Le secteur des centres d’appel au Maroc fait face à l’une des plus grandes incertitudes de son histoire. À partir du 11 août 2026, la France appliquera une nouvelle loi interdisant le démarchage téléphonique sans le consentement préalable des consommateurs. Cette réforme, destinée à mieux protéger les particuliers contre les appels commerciaux non sollicités, pourrait avoir de lourdes répercussions sur l’industrie marocaine de l’offshoring, très dépendante du marché français.
Le ministère de l’Inclusion économique, de la Petite entreprise, de l’Emploi et des Compétences estime que cette évolution réglementaire menace directement entre 40.000 et 50.000 emplois au Maroc. Selon le ministre Younes Sekkouri, près de 80 % du chiffre d’affaires du secteur des centres d’appel pourrait être affecté, la nouvelle législation ne se limitant pas à l’interdiction du démarchage téléphonique, mais encadrant également certaines communications commerciales non sollicitées.
Les premiers effets de cette réforme seraient déjà perceptibles.
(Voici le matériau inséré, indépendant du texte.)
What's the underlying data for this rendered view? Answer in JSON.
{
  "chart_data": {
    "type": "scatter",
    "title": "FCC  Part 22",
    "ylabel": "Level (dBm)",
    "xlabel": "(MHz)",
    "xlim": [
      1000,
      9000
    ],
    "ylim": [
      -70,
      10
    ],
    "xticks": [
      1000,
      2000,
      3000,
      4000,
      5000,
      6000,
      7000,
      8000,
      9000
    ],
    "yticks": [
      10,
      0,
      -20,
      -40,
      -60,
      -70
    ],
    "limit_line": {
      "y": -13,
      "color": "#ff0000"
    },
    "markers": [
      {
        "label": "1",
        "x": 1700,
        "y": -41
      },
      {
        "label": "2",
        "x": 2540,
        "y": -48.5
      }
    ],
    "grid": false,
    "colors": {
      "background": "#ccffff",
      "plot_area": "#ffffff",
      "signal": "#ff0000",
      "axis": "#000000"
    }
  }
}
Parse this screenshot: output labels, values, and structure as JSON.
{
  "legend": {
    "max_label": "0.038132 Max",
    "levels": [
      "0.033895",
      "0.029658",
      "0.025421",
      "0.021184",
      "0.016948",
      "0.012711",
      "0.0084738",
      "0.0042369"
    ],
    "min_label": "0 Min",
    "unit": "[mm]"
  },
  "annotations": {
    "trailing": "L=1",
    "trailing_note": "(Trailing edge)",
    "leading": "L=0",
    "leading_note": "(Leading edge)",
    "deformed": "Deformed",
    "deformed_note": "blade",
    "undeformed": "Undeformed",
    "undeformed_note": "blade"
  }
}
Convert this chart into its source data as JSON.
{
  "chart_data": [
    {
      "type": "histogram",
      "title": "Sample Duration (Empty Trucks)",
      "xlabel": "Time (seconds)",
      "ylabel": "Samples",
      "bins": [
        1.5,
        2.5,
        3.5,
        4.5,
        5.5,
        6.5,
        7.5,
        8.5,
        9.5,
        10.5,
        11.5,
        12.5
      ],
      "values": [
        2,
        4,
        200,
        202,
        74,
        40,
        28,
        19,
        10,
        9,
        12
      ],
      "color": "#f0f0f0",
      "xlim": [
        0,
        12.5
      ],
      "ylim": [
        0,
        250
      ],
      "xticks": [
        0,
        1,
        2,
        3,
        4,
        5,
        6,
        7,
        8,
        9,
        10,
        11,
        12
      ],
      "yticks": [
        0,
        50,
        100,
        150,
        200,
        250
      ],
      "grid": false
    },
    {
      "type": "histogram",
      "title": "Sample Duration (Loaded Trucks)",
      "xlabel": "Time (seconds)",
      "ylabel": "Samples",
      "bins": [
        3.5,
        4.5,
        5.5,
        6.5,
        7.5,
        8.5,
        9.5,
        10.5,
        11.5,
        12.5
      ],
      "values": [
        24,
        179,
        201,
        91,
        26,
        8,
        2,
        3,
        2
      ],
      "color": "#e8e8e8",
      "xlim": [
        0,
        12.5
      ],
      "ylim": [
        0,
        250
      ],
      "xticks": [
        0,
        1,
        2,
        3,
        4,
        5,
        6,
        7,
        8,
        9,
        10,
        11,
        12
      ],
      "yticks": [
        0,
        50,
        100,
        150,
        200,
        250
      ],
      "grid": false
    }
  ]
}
Des entreprises spécialisées dans la télévente auraient entamé des licenciements ou annoncé leur fermeture, parfois sans respecter les procédures prévues par la législation marocaine. La Fédération nationale des centres d’appel et des métiers de l’offshoring affirme que plusieurs salariés se retrouvent confrontés à des situations particulièrement difficiles, certaines sociétés invoquant des difficultés financières pour ne pas verser les indemnités légales.
Le secrétaire général de la Fédération, Ayoub Saoud, estime que les chiffres avancés par le gouvernement doivent désormais être accompagnés de mesures concrètes pour soutenir les entreprises et les travailleurs concernés. Il cite notamment le cas d’une société basée à Casablanca dont le dirigeant aurait quitté le pays en laissant les locaux fermés. Malgré des décisions de justice favorables, les salariés concernés n’auraient jamais obtenu réparation.
Face à cette situation, les organisations syndicales du Maroc, de la Tunisie et de la France ont engagé une coordination afin d’évaluer les conséquences sociales de cette réforme. Elles souhaitent ouvrir un dialogue avec les autorités françaises et les donneurs d’ordre, estimant que cette législation produit des effets économiques bien au-delà du territoire français. Selon elles, les entreprises clientes doivent également assumer leur responsabilité dans cette transition, alors que des milliers de jeunes employés ont contribué, depuis plusieurs années, au développement des activités d’externalisation destinées au marché français.
Les syndicats attirent également l’attention sur un autre défi majeur : la progression de l’intelligence artificielle dans les métiers de la relation client. Pour eux, la combinaison entre cette transformation technologique et les nouvelles règles françaises risque d’accélérer les restructurations dans un secteur déjà fragilisé.
Si les pouvoirs publics marocains défendent une montée en gamme des activités de l’offshoring vers des services à plus forte valeur ajoutée, les représentants des salariés jugent qu’une reconversion rapide de plusieurs dizaines de milliers de téléconseillers demeure difficilement réalisable. Ils regrettent que les acteurs concernés n’aient pas davantage anticipé l’entrée en vigueur d’une loi adoptée depuis plus d’un an.
Parmi les pistes avancées pour limiter les pertes d’emplois figure une diversification des activités vers le marché national. Le développement de services externalisés au profit des administrations publiques, des établissements publics et des grandes entreprises marocaines pourrait offrir de nouveaux débouchés et réduire la dépendance du secteur à l’égard du marché français. Les représentants syndicaux appellent également à investir dans des solutions d’intelligence artificielle développées localement afin d’accompagner la transformation du secteur plutôt que de la subir.
Cette réforme française marque un tournant pour les centres d’appel marocains. Entre adaptation du modèle économique, évolution des compétences et protection des salariés, les prochaines semaines seront déterminantes pour un secteur qui, en 2023, avait attiré près de 1,3 milliard de dirhams d’investissements et demeure l’un des principaux moteurs des investissements directs étrangers au Maroc.